Appointment in Samarra by John O’Hara (1934)
The decline and fall of Julian English. Merry Christmas!
This was my first experience with John O’Hara and it was a good one. This book came highly recommended to me by my father who read it some years ago. I admittedly did not know what to expect based on the title. I figured somebody made a dinner date in Iraq; sort of like when I picked up Catcher in the Rye as a teenager thinking it was going to be like Field of Dreams. The cover of my edition (as seen above) shows the silhouette of a wasted looking dude slumped in the passenger seat of a Cadillac. That is what I should have been expecting.
The story surrounds a Depression era mining town, Gibbsville, during Christmas. It took a good 50 pages or so before I began to pick up on the voice, but I very much enjoy O’Hara’s Fitzgerald-esque high society and narration, Hemingway-tinged dialogue and Maughm-ish character development (all three authors are mentioned in the novel). The treatment of the bootlegging underworld and the supposition of impending doom also added a bit of a noir feel. O’Hara’s hybrid style is dynamic and incredibly readable.

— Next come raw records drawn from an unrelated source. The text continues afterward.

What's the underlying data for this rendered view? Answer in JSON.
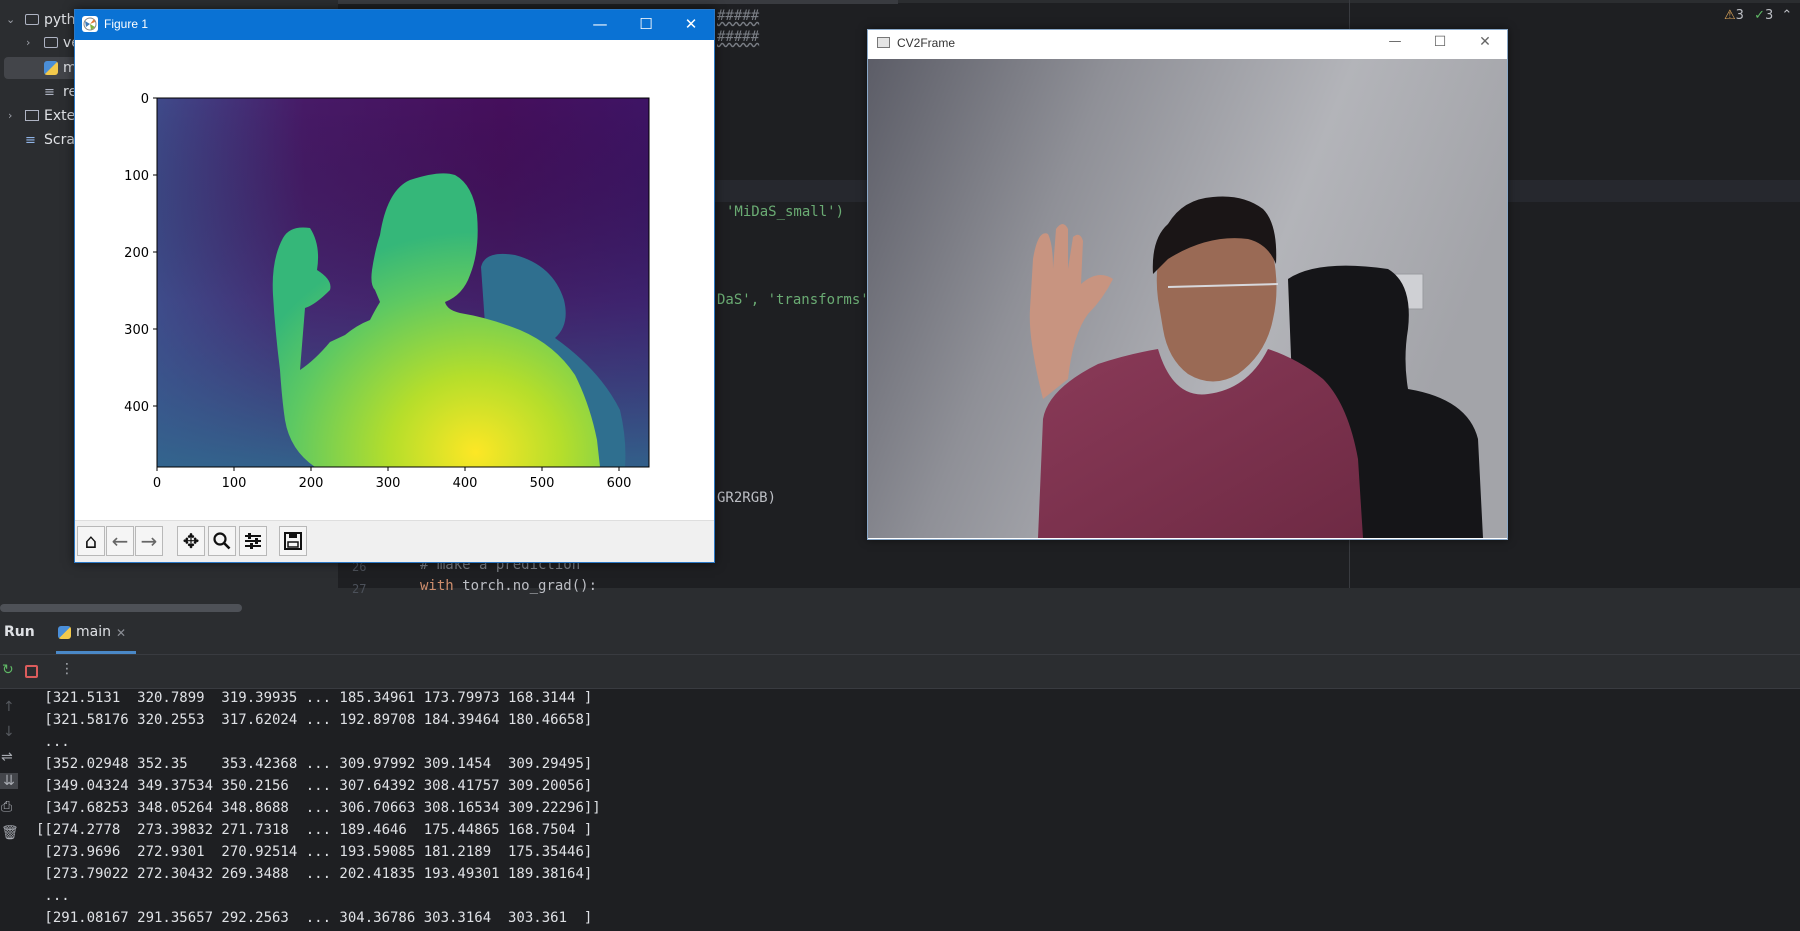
{
  "project_tree": {
    "items": [
      {
        "label": "pytho",
        "chevron": "⌄"
      },
      {
        "label": "ve",
        "chevron": "›"
      },
      {
        "label": "m"
      },
      {
        "label": "re"
      },
      {
        "label": "Exter",
        "chevron": "›"
      },
      {
        "label": "Scrat"
      }
    ]
  },
  "editor": {
    "lines": [
      {
        "text": "#####"
      },
      {
        "text": "#####"
      },
      {
        "text": "'MiDaS_small')"
      },
      {
        "text_a": "DaS', ",
        "text_b": "'transforms'",
        "text_c": ")"
      },
      {
        "text": "GR2RGB)"
      },
      {
        "gutter": "26",
        "text": "# make a prediction"
      },
      {
        "gutter": "27",
        "kw": "with ",
        "text": "torch.no_grad():"
      }
    ]
  },
  "inspections": {
    "warnings": "3",
    "ok": "3"
  },
  "figure_window": {
    "title": "Figure 1",
    "plot": {
      "x_ticks": [
        "0",
        "100",
        "200",
        "300",
        "400",
        "500",
        "600"
      ],
      "y_ticks": [
        "0",
        "100",
        "200",
        "300",
        "400"
      ],
      "colormap": [
        "#440154",
        "#3b528b",
        "#21918c",
        "#5ec962",
        "#fde725"
      ]
    },
    "toolbar": [
      "home-icon",
      "back-icon",
      "forward-icon",
      "pan-icon",
      "zoom-icon",
      "configure-icon",
      "save-icon"
    ]
  },
  "cv_window": {
    "title": "CV2Frame"
  },
  "run": {
    "title": "Run",
    "tab_label": "main",
    "output_lines": [
      " [321.5131  320.7899  319.39935 ... 185.34961 173.79973 168.3144 ]",
      " [321.58176 320.2553  317.62024 ... 192.89708 184.39464 180.46658]",
      " ...",
      " [352.02948 352.35    353.42368 ... 309.97992 309.1454  309.29495]",
      " [349.04324 349.37534 350.2156  ... 307.64392 308.41757 309.20056]",
      " [347.68253 348.05264 348.8688  ... 306.70663 308.16534 309.22296]]",
      "[[274.2778  273.39832 271.7318  ... 189.4646  175.44865 168.7504 ]",
      " [273.9696  272.9301  270.92514 ... 193.59085 181.2189  175.35446]",
      " [273.79022 272.30432 269.3488  ... 202.41835 193.49301 189.38164]",
      " ...",
      " [291.08167 291.35657 292.2563  ... 304.36786 303.3164  303.361  ]"
    ]
  }
}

The one thing that I did have a problem with was the Austen-like introduction to 3,000 characters in the second chapter. I cannot stand it when I’m bombarded with a plethora of characters before I’ve gotten my narrative bearings. 200 pages into the novel I’m asking myself, “Who the hell is Froggy Ogden??” I was thinking that this might translate well into film (because I’m better with faces than names) and I learned in a recent visit to imdb.com that a film is in the works.
Though Julian English isn’t much of a sympathetic character because of his alcoholism, lechery and treatment of his wife, Caroline, my saucy self could empathize with him to an extent. Everybody’s embarrassed themselves with drink at one point or another. It is my recommendation to never get sideways enough to throw a high ball in the face of somebody who has half the town in his pocket, or play hide-the-sausage with the mistress of a mob boss.
Julian English, a former ivy leaguer and promising young businessman learns that a single, seemingly innocuous party foul can lead to a treacherous ripple effect of social degeneration. As the novel progresses, O’Hara illustrates this ironically with Julian’s family and country club friends referring to him affectionately as “Ju” in a town brimming with anti-Semitism. In just under three days, Julian English ostracizes himself entirely and destroys his marriage.
I’ll be ordering a copy of BUtterfield 8 the next time I’m on amazon.
Rating: ****
Nice review. I feel the same way about the title. Possibly the most misleading title ever?